Nur zwei Musen und ein Putto sind geblieben

22.6.2017, 11:42 Uhr
Das Kulturvereinsgebäude im Jahr 1962 neben dem ausgebrannten Ringkaufhaus (rechts).

© Gertrud Gerardi Das Kulturvereinsgebäude im Jahr 1962 neben dem ausgebrannten Ringkaufhaus (rechts).

Ein Grundstück mit Konfliktpotential: An den Bauwerken, die dort standen und stehen, schieden und scheiden sich die Geister. Viele Nürnberger überkommt beim Anblick des 1969 bis 1971 errichteten Gebäudes der Allgemeinen Ortskrankenkasse (AOK) das kalte Grausen. Der gewaltige Klotz mit seiner Verkleidung aus Stahlbetonplatten im Stil des Brutalismus hat die Herzen der Einwohner nie erobern können.

Würden wir mit Doc Browns DeLorean aus dem Science-Fiction-Filmklassiker „Zurück in die Zukunft“ ins Jahr 1811 reisen, fänden wir an derselben Stelle einen noch gewaltigeren „Klotz“ vor, nämlich ein Hornwerk – einen Wallabschnitt mit zwei Eckbastionen – der bayerischen Festung Nürnberg.

Nicht ganz farbecht, aber höchst beeindruckend – eine kolorierte Ansicht des neuen Kulturvereinsgebäudes aus der Zeit zwischen 1906 und 1908.
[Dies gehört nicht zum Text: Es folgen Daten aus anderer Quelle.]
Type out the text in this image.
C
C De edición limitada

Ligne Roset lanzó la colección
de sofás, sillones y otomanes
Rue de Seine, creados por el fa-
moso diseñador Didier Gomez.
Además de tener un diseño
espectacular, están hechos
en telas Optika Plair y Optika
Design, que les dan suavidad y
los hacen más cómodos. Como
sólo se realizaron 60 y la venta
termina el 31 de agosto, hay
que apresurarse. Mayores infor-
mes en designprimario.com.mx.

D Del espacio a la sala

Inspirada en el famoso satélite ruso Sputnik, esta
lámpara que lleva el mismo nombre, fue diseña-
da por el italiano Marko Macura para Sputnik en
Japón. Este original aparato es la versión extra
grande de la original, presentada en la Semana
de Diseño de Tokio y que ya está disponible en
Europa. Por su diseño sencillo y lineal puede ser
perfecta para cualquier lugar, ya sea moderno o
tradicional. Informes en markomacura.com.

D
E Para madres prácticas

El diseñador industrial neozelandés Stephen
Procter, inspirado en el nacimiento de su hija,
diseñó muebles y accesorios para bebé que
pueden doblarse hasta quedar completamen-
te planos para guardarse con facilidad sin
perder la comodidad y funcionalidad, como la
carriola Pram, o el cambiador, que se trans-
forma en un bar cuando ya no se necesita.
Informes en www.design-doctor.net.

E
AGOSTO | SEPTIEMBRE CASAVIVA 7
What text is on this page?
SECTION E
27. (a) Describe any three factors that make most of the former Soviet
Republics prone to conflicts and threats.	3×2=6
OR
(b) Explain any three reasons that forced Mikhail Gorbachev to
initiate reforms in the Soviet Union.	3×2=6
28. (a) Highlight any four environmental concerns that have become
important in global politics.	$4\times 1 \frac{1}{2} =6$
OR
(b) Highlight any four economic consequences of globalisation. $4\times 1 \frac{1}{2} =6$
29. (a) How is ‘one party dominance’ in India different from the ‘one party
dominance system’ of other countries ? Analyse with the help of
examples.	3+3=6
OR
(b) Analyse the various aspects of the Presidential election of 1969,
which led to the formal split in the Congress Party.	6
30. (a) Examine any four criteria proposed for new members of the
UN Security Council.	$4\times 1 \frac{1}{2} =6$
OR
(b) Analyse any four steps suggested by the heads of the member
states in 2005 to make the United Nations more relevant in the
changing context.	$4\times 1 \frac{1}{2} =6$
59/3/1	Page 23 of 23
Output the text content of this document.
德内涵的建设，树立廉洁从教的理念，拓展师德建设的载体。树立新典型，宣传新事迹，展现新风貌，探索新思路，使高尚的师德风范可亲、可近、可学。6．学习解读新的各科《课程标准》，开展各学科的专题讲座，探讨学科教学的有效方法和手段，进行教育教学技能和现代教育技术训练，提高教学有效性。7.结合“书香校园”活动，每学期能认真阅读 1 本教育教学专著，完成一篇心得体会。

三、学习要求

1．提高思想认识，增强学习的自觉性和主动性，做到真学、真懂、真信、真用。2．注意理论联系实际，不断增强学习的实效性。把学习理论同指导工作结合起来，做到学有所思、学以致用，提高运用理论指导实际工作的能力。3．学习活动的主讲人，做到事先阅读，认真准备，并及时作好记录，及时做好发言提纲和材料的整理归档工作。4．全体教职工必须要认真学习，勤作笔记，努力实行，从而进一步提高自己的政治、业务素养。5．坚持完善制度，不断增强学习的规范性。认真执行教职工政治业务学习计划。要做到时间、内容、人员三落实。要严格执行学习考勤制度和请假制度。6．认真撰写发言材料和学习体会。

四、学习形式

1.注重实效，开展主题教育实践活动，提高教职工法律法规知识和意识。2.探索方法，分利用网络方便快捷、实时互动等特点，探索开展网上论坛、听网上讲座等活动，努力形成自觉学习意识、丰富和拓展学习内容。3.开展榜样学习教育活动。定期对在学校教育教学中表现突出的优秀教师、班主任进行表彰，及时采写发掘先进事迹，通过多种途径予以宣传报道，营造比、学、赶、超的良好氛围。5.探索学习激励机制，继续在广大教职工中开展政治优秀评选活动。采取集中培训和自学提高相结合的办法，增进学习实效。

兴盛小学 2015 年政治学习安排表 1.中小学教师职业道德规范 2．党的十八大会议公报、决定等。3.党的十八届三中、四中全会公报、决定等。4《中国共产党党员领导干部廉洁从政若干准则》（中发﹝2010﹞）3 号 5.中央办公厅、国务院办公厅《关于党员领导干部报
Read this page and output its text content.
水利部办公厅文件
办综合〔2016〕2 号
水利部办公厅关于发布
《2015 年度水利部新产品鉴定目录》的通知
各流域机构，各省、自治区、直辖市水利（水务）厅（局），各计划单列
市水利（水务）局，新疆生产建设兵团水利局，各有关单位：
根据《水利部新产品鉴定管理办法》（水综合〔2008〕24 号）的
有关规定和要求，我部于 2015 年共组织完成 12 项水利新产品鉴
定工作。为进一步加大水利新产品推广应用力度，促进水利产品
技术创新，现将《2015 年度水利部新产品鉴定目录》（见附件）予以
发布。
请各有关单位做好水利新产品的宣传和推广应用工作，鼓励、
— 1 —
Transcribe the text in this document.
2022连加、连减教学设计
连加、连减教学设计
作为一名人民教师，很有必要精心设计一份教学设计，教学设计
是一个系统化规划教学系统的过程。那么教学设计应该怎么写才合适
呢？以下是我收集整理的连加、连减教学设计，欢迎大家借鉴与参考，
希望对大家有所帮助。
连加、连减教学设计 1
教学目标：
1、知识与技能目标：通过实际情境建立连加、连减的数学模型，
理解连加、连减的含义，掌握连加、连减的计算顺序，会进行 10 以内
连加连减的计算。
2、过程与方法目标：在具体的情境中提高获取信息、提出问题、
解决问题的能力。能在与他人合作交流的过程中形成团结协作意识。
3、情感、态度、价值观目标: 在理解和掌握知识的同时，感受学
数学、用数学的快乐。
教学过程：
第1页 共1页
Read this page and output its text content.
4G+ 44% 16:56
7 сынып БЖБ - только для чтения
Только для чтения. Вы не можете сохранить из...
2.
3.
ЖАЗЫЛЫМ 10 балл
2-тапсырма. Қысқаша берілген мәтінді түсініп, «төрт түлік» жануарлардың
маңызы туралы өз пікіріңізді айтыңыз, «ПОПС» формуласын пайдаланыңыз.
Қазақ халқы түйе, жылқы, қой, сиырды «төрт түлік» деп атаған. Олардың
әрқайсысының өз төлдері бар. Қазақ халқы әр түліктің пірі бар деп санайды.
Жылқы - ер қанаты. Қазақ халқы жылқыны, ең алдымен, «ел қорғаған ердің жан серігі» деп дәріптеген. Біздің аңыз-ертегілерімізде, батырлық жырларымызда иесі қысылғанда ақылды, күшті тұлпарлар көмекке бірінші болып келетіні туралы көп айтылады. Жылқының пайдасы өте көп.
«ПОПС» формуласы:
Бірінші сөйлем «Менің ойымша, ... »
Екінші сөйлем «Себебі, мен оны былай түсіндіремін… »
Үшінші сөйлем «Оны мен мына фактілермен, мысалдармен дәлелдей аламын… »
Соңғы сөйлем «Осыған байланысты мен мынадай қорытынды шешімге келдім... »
Nicht ganz farbecht, aber höchst beeindruckend – eine kolorierte Ansicht des neuen Kulturvereinsgebäudes aus der Zeit zwischen 1906 und 1908. © Verlag Rosa Pick

Auch dieser Klotz und die Festung im Ganzen haben die Herzen der Einwohner nie erwärmen können, denn sie hielten die Altstadt in einem goldenen Käfig, der jede Expansion verhinderte.

1866 kam die ersehnte Befreiung: König Ludwig II. entband Nürnberg von seiner Festungseigenschaft. Schon zuvor waren die Baubeschränkungen im Schussfeld der Wälle immer mehr aufgeweicht worden, und die Stadt hatte längst damit begonnen, sich über ihre Mauern hinaus auszubreiten. Promenaden mit öffentlichen Bauten, Geschäftshäusern und Mietspalästen nach Wiener Vorbild sollten die Ränder der Altstadt säumen.

Links Grün, rechts Jugendstil – um 1908 ließ es sich bei Restaurateur Ernst Tonndorf auf der Terrasse des Kulturvereinsgebäudes gediegen schmausen.

Links Grün, rechts Jugendstil – um 1908 ließ es sich bei Restaurateur Ernst Tonndorf auf der Terrasse des Kulturvereinsgebäudes gediegen schmausen. © Ferdinand Correll

Teil dieses Stadtumbaus war der Frauentorgraben, der seit 1865 Hauptbahnhof und Plärrer verbindet. Die Sache mit der Prachtbebauung kam schleppender voran als gedacht: Erst in den 1890er Jahren war der südliche Altstadtring einigermaßen geschlossen, dazwischen lagen noch öde Flächen.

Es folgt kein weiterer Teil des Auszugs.